Cooking the Books 1 – Marx and the City

The spectre of Marx seems to be haunting financial journalists. Patrick Hosking, the Times’s Financial Editor, opened his column on 7 December with: ‘Karl Marx was right about one thing. There are some remarkable contradictions at the heart of capitalism’. He instanced venture capitalists wanting to have their business quoted on the stock exchange when they chose their particular business model to avoid the regulations involved in being quoted. His explanation was materialist enough: it was because they wanted to convert their capital into shares that they could sell and rake in millions. Marx would not have regarded this as a capitalist contradiction, but would have seen it as normal financial capitalist behaviour once stock markets had emerged on a large scale, with the possible chance to engage in some dodgy dealing.

For Marx, the main contradiction within capitalism was, as explained elsewhere in this issue, that capitalism was essentially a system of capital accumulation out of profits but that the process of capital accumulation itself led to situations where profits fell, so interrupting accumulation. Such ‘crises’ would eventually be overcome and capital accumulation proceed only to be again interrupted at some future point by another crisis.

Engels pointed to another contradiction – that while production was a vast society-wide cooperative effort involving different producers in different places, the products were owned and controlled by a section only of society; a contradiction that could only be resolved by both the means of production and the product becoming the common property of society as a whole.

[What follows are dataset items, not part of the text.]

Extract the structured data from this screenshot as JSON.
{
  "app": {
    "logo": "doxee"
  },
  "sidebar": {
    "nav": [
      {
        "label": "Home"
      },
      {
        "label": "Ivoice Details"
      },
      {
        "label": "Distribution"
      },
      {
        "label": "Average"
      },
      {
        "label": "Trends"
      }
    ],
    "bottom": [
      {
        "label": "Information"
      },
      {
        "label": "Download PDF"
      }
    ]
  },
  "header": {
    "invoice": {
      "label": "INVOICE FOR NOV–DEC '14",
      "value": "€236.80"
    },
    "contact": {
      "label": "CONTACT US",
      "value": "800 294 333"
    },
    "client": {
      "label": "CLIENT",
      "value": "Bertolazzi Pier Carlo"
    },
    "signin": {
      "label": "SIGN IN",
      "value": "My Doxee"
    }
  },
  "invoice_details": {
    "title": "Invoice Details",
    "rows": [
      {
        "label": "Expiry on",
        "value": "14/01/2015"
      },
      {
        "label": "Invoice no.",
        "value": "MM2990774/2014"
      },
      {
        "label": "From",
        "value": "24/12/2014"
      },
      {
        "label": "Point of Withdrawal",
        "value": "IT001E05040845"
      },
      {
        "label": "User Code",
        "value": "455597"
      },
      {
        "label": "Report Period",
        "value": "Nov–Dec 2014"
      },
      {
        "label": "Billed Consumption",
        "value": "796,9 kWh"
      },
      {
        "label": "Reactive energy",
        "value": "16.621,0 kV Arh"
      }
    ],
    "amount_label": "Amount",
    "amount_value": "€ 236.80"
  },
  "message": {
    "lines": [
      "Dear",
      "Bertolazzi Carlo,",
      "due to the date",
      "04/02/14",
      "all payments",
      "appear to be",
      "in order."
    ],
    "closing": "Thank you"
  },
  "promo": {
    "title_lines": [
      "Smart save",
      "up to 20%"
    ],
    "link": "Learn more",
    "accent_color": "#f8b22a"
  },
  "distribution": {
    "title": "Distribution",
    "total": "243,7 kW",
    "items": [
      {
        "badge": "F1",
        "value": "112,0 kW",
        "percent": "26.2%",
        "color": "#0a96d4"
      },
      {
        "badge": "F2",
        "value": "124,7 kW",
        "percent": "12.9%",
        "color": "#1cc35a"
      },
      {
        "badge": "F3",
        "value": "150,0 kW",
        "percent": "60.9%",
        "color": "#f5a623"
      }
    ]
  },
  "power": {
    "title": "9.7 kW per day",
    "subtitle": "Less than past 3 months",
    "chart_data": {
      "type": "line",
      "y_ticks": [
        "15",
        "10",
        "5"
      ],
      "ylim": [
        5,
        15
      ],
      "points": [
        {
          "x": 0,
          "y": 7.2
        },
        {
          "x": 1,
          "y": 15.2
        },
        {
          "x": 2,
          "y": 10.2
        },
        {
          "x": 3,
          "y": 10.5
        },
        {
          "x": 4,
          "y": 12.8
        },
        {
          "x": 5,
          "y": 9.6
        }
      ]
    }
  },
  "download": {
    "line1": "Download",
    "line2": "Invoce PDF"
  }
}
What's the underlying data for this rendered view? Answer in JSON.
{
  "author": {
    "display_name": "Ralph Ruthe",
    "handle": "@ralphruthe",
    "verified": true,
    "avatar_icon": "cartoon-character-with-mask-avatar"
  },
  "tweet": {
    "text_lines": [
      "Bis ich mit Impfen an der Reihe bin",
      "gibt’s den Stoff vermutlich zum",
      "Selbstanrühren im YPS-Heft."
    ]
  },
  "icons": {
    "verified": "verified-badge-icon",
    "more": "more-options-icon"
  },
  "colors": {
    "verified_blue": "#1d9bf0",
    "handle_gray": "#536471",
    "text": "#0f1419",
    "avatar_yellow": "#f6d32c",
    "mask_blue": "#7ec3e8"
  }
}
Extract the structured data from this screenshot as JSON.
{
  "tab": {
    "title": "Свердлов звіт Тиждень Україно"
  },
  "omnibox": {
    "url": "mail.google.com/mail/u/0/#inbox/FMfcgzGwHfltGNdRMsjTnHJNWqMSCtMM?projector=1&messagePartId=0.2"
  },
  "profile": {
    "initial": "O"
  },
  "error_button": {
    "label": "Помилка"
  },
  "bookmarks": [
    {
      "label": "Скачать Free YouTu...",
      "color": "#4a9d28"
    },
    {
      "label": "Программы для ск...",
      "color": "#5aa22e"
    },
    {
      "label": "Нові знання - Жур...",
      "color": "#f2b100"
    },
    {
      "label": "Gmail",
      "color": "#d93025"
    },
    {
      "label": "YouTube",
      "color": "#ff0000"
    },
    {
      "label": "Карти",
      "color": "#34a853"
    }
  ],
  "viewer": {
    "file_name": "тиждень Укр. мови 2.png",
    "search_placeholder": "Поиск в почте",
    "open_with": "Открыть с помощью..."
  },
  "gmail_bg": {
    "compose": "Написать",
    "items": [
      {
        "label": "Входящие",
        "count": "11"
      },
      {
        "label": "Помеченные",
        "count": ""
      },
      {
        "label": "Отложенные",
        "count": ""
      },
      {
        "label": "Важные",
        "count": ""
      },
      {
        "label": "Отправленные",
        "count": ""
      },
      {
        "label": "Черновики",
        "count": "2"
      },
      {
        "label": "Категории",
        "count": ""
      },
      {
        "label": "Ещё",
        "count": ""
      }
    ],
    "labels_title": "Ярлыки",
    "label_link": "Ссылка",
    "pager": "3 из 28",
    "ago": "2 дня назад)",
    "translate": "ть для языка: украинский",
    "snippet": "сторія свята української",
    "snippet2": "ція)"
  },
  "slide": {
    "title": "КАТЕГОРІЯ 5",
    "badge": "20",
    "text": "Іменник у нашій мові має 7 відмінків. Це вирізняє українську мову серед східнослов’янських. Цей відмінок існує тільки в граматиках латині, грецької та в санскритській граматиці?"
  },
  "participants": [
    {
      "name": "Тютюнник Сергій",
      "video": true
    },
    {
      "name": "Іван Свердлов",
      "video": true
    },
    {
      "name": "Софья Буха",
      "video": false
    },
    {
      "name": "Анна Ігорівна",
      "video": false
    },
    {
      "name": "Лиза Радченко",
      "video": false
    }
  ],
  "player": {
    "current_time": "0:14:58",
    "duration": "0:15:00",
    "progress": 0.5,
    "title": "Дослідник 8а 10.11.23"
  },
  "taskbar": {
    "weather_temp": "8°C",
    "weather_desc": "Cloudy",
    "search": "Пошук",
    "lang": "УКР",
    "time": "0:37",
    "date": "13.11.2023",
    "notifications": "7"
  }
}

The previous week Chris Dillow began his column in the Investors’ Chronicle (2 December):

‘Like it or not, we need to think about class conflict because this is central to the question of where inflation is heading.’

He wasn’t talking about inflation strictly speaking (as a rise in the general level of prices caused by government policy) but about a rise in the price of a wide range of goods due to demand for them exceeding supply. Even the Bank of England is expecting prices to rise to a rate of as much as 5 percent in the not-so-distant future, but they are not worried as they expect this to be just a temporary misalignment between supply and demand which the market will correct. Agreeing with this analysis – and as if to answer in advance an article in the Times of 7 December by Paul Mortimer-Lee, the deputy director of the National Institute of Economic and Social research, headed ‘Bank should fire a warning shot to stop runaway wage rises’ – Dillow argued that the current increase in prices is not the result of ‘changes in class power’.

He is correct, but it is hard to think of any situation in which the working class would have the power to bring about a widespread rise in prices. Some, like Mortimer-Lee, invoke the 1970s when prices were rising at a much higher rate than today, sometimes in double-digits, with governments desperately trying to stop this by wage restraints and wages freezes. But this wasn’t workers triggering off a wages-prices spiral by using their ‘class power’ to push up wage costs and their employers responding by putting up their prices. It was workers trying to catch up with rising prices caused by governments creating extra money and thereby depreciating the currency. Rising prices started it, not ‘runaway wage rises’.

Dillow recognises that there is a class struggle going on between the capitalist class and the working class. That’s the big contradiction at the heart of capitalism and the only one that can bring it down.